Re: Ending a sentence with a preposition (and split infinitives)

Subject: Re: Ending a sentence with a preposition (and split infinitives)
From: Robert Justice <rjustice -at- INFORMIX -dot- COM>
Date: Tue, 24 Sep 1996 14:19:17 -0500

Steve wrote,

>Besides, if our brains are "hardwired"
>for one language, does that mean that we can't learn other languages equally

Yes, it means precisely that. The latest brain research (discussed just last
week on NPR, in fact) shows that in the first year of life, a newborn's
brain is EXTREMELY malleable and forms synaptic connections in direct
response to the language(s) used around him/her. If that baby is part of a
bilingual environment, he/she will develop separate synaptic connections for
each of the languages being spoken. Past the age of six or so (I forget the
exact age), the brain is far less malleable, and instead of forming a new
set of synaptic connections for each language, the brain will simply use the
same synaptic connections used for the native language. One unfortunate
result is that, however well you may study the grammar and diction of a
"foreign language," you will never be able to eliminate a spoken accent.
That accent is the result of your inability to hear or effortlessly hear
subtle distinctions of sound peculiar to the "foreign language." That
inability exists because you are using a set of synaptic connections that
were formed in direct response to your native language, instead of a
separate set of connections "hardwired" specifically for the "foreign language."
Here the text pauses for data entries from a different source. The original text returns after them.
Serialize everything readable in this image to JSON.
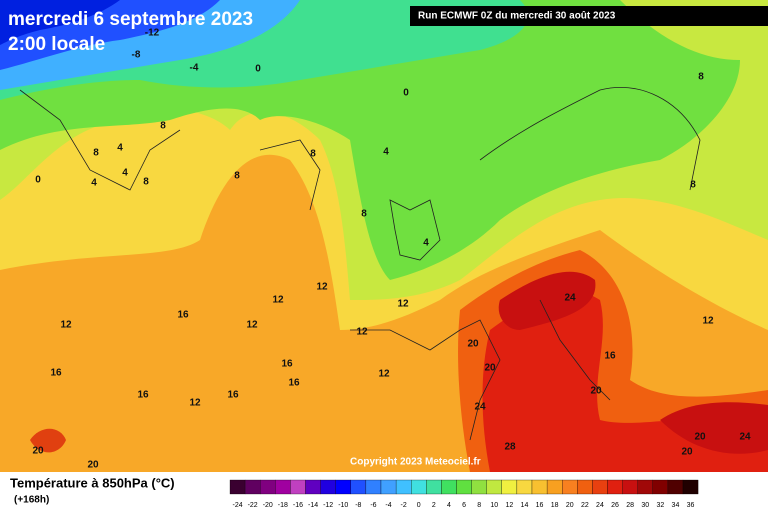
{
  "header": {
    "date": "mercredi 6 septembre 2023",
    "time": "2:00 locale",
    "run": "Run ECMWF 0Z du mercredi 30 août 2023",
    "copyright": "Copyright 2023 Meteociel.fr"
  },
  "legend": {
    "title": "Température à 850hPa (°C)",
    "lead": "(+168h)",
    "values": [
      -24,
      -22,
      -20,
      -18,
      -16,
      -14,
      -12,
      -10,
      -8,
      -6,
      -4,
      -2,
      0,
      2,
      4,
      6,
      8,
      10,
      12,
      14,
      16,
      18,
      20,
      22,
      24,
      26,
      28,
      30,
      32,
      34,
      36
    ],
    "colors": [
      "#3a0030",
      "#600060",
      "#800080",
      "#a000a0",
      "#c040c0",
      "#6000c0",
      "#2000e0",
      "#0000ff",
      "#2050ff",
      "#3080ff",
      "#40a0ff",
      "#40c0ff",
      "#40e0e0",
      "#40e0a0",
      "#40e060",
      "#60e040",
      "#90e040",
      "#c0e840",
      "#f0f040",
      "#f8d840",
      "#f8c030",
      "#f8a020",
      "#f88020",
      "#f06010",
      "#e84010",
      "#e02010",
      "#c81010",
      "#a00808",
      "#800000",
      "#500000",
      "#200000"
    ]
  },
  "contour_labels": [
    -12,
    -8,
    -4,
    0,
    0,
    4,
    8,
    8,
    4,
    4,
    8,
    0,
    8,
    8,
    4,
    8,
    4,
    8,
    8,
    12,
    12,
    12,
    16,
    12,
    12,
    12,
    12,
    16,
    16,
    16,
    16,
    16,
    12,
    20,
    20,
    24,
    24,
    16,
    20,
    20,
    20,
    28,
    20,
    24,
    20,
    12
  ]
}
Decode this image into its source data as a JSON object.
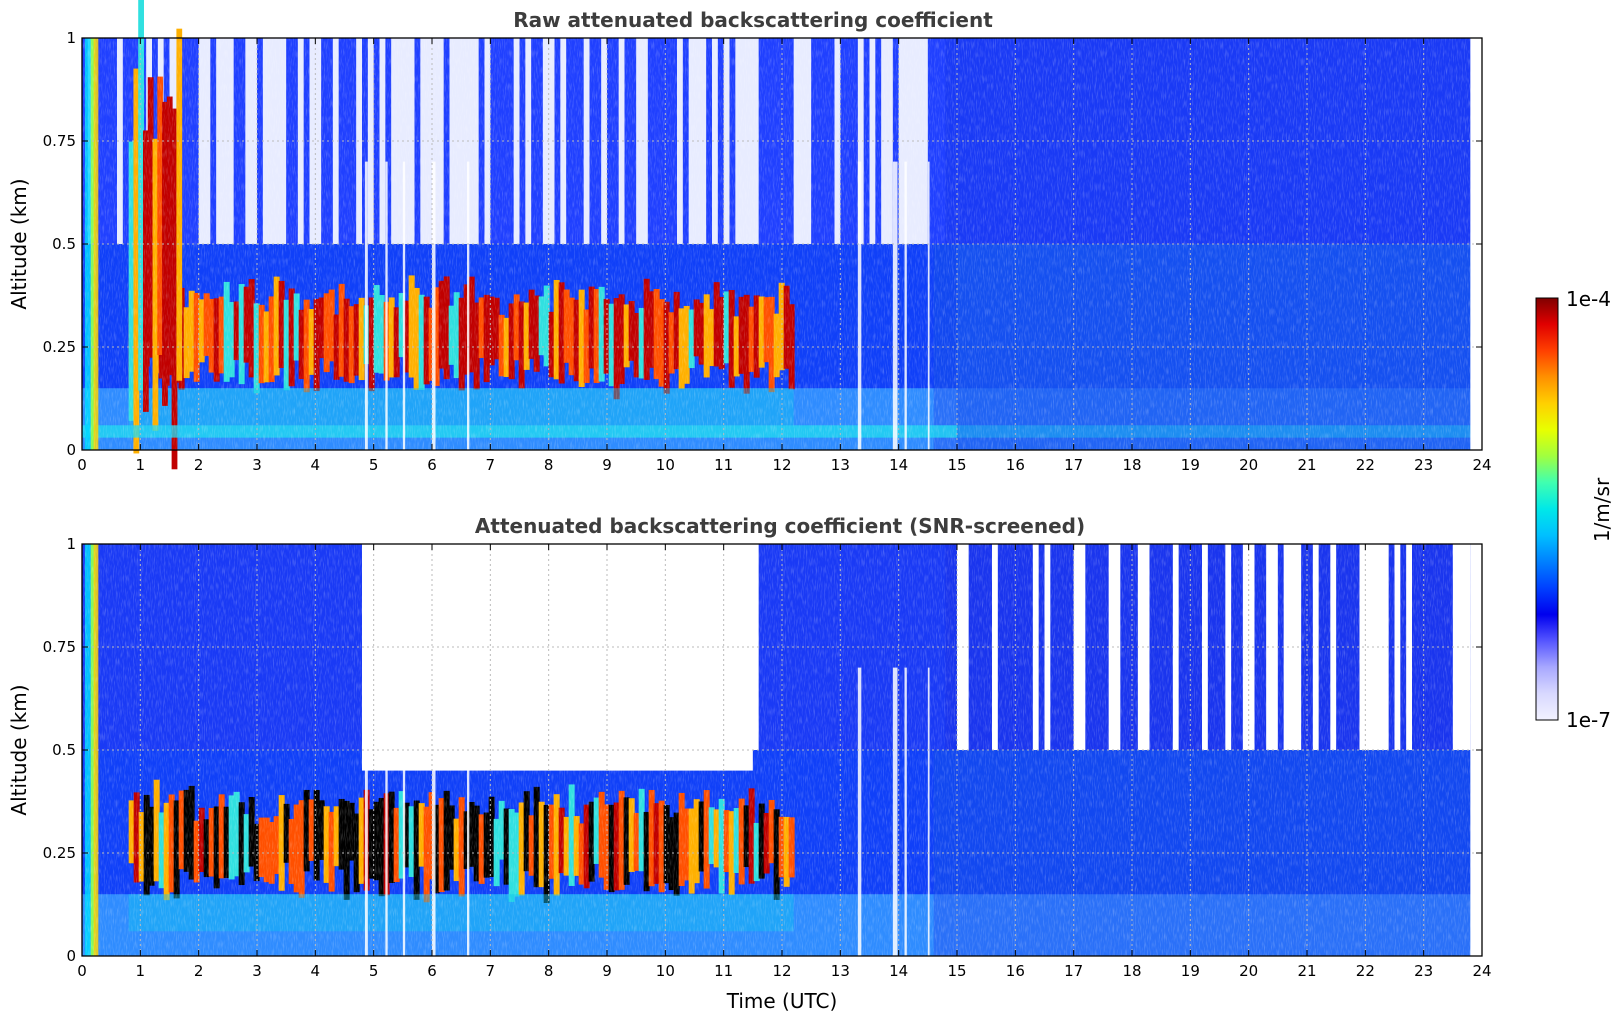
{
  "chart_data": [
    {
      "type": "heatmap",
      "title": "Raw attenuated backscattering coefficient",
      "xlabel": "",
      "ylabel": "Altitude (km)",
      "xlim": [
        0,
        24
      ],
      "ylim": [
        0,
        1
      ],
      "x_ticks": [
        "0",
        "1",
        "2",
        "3",
        "4",
        "5",
        "6",
        "7",
        "8",
        "9",
        "10",
        "11",
        "12",
        "13",
        "14",
        "15",
        "16",
        "17",
        "18",
        "19",
        "20",
        "21",
        "22",
        "23",
        "24"
      ],
      "y_ticks": [
        "0",
        "0.25",
        "0.5",
        "0.75",
        "1"
      ],
      "grid": true,
      "colorscale": "jet (log)",
      "features": [
        {
          "name": "strong aerosol/cloud layer",
          "time_range": [
            0.8,
            12.2
          ],
          "altitude_range": [
            0.15,
            0.4
          ],
          "level": "high"
        },
        {
          "name": "intense plume",
          "time_range": [
            0.8,
            1.7
          ],
          "altitude_range": [
            0.0,
            1.0
          ],
          "level": "high"
        },
        {
          "name": "near-surface layer",
          "time_range": [
            0,
            24
          ],
          "altitude_range": [
            0.03,
            0.06
          ],
          "level": "medium"
        },
        {
          "name": "background",
          "time_range": [
            15,
            24
          ],
          "altitude_range": [
            0.0,
            0.5
          ],
          "level": "low"
        }
      ]
    },
    {
      "type": "heatmap",
      "title": "Attenuated backscattering coefficient (SNR-screened)",
      "xlabel": "Time (UTC)",
      "ylabel": "Altitude (km)",
      "xlim": [
        0,
        24
      ],
      "ylim": [
        0,
        1
      ],
      "x_ticks": [
        "0",
        "1",
        "2",
        "3",
        "4",
        "5",
        "6",
        "7",
        "8",
        "9",
        "10",
        "11",
        "12",
        "13",
        "14",
        "15",
        "16",
        "17",
        "18",
        "19",
        "20",
        "21",
        "22",
        "23",
        "24"
      ],
      "y_ticks": [
        "0",
        "0.25",
        "0.5",
        "0.75",
        "1"
      ],
      "grid": true,
      "colorscale": "jet (log)",
      "features": [
        {
          "name": "strong aerosol/cloud layer (saturated)",
          "time_range": [
            0.8,
            12.2
          ],
          "altitude_range": [
            0.15,
            0.4
          ],
          "level": "high"
        },
        {
          "name": "screened out (no signal)",
          "time_range": [
            4.8,
            11.5
          ],
          "altitude_range": [
            0.45,
            1.0
          ],
          "level": "none"
        }
      ]
    }
  ],
  "colorbar": {
    "max_label": "1e-4",
    "min_label": "1e-7",
    "unit_label": "1/m/sr",
    "colors": [
      "#f2f2ff",
      "#d8d8ff",
      "#a8a8ff",
      "#5555ff",
      "#0000ee",
      "#0040ff",
      "#0080ff",
      "#00c0ff",
      "#00e8e8",
      "#40ffb0",
      "#a0ff40",
      "#e8ff00",
      "#ffd000",
      "#ff9000",
      "#ff4000",
      "#e00000",
      "#800000"
    ]
  },
  "xlabel": "Time (UTC)"
}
The sad fact is that once our brain is past this point of extreme
malleability, we are at a disadvantage in the acquiring of new languages.
This does not mean that we cannot be fluent, etc., but it does mean that we
cannot expect to learn said languages "equally well" in all the various
aspects of language acquisition.

>If one is of mixed ancestry, what languages are hardwired? No, I think that
>way lies trouble...

The "hardwiring" discussed above (ie. the influence of early synaptic
connections on language acquisition) has nothing to do with ancestry.
Instead, it is the result of the environment the child is raised in.

A side note: This discussion does not in any try to take sides on the wider
Nature vs. Nurture debate. The two are forever intertwined.